04) Assim como na primeira alternativa, consideremos o trecho do texto em que é afirmado que “isso não significa que a razão não possa pensar tais ‘objetos’”. Sendo assim, com base apenas no enunciado é precipitado afirmar que os objetos da razão não possam ser conhecidos, e a alternativa é incorreta.
08) A alternativa é correta, pois o autor do texto afirma que em Kant está decretado o fim da metafísica tradicional visto que seus representantes, os dogmáticos, pretendiam conhecer com base na razão conhecimentos suprassensíveis como a liberdade (o que nas primeiras linhas é classificado como conceito da origem do mundo, portanto, sua finalidade), a alma e Deus.
16) O texto afirma exatamente o contrário – que a análise de Kant representa o fim da metafísica tradicional. Portanto, alternativa incorreta.
2. [UNESP]
Dogmatismo vem da palavra grega dogma, que significa: uma opinião estabelecida por decreto e ensinada como uma doutrina, sem contestação. O dogmatismo é uma atitude autoritária e submissa. Autoritária porque não admite dúvida, contestação e crítica. Submissa porque se curva a opiniões estabelecidas. A ciência distingue-se do senso comum porque este é uma opinião baseada em hábitos, preconceitos, tradições cristalizadas, enquanto a ciência baseia-se em pesquisas, investigações metódicas e sistemáticas e na exigência de que as teorias sejam internamente coerentes e digam a verdade sobre a realidade.
(Marilena Chauí. Convite à filosofia, 1994. Adaptado.)
a) Cite duas implicações políticas do dogmatismo.

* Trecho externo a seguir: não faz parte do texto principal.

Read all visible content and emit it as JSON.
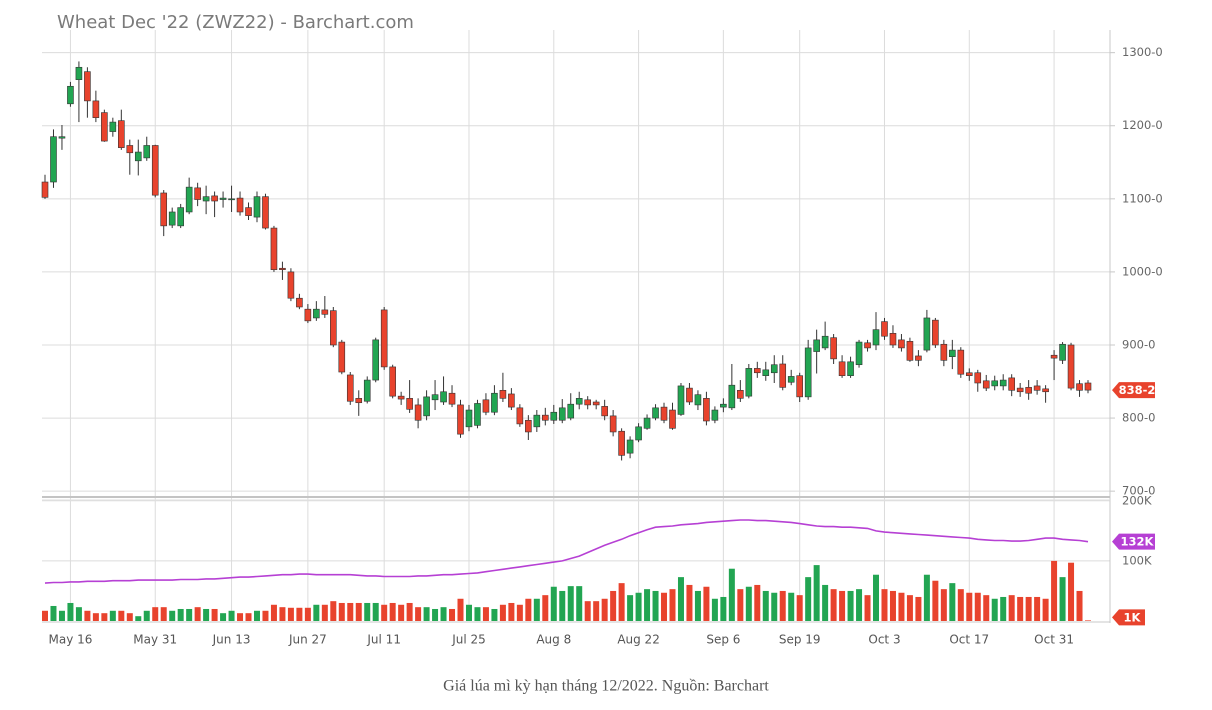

b) Do ponto de vista da objetividade, explique por que o conhecimento científico é superior ao senso comum.
Sugestão de resposta:
a) Considerando que, conforme Marilena Chauí, o dogmatismo não permite contestação e compreende uma atitude autoritária e submissa, nessa alternativa poderão ser mencionadas implicações referentes a regimes autoritários e/ou propostas políticas que seguem a linha totalitária. Portanto, o vestibulando poderia mencionar atitudes como: censura e repressão a pensamentos que se opõem ao dogma do regime vigente; desestímulo ao debate racional sobre políticas públicas e demais ações governamentais; ações de violência em resposta à falta de diálogo político, tanto dos que estão de acordo quanto daqueles que contestam o dogma; educação e informação unilateral, isto é, onde prevalece o favorecimento ao detentor do poder.
b) Por objetividade entende-se o fato de o objeto ser analisado e compreendido conforme sua própria realidade, e não pela opinião pessoal do sujeito. Deste modo, o vestibulando deve discorrer sobre a superioridade da ciência, pois, ela se baseia em pesquisas com metodologias e instrumentos para a compreensão do objeto conforme sua realidade. Assim, um experimento, quando bem-sucedido dentro do que é proposto, pode ser reproduzido ou aperfeiçoado por outros pesquisadores, de modo que a investigação do problema permaneça coerente, pois, o objeto é sempre analisado pelo o que ele é. Enquanto no senso comum, prevalecem crenças pessoais e valores subjetivos, que não consideram o objeto como ele é, mas sim por opiniões não fundamentadas, que variam conforme cada indivíduo.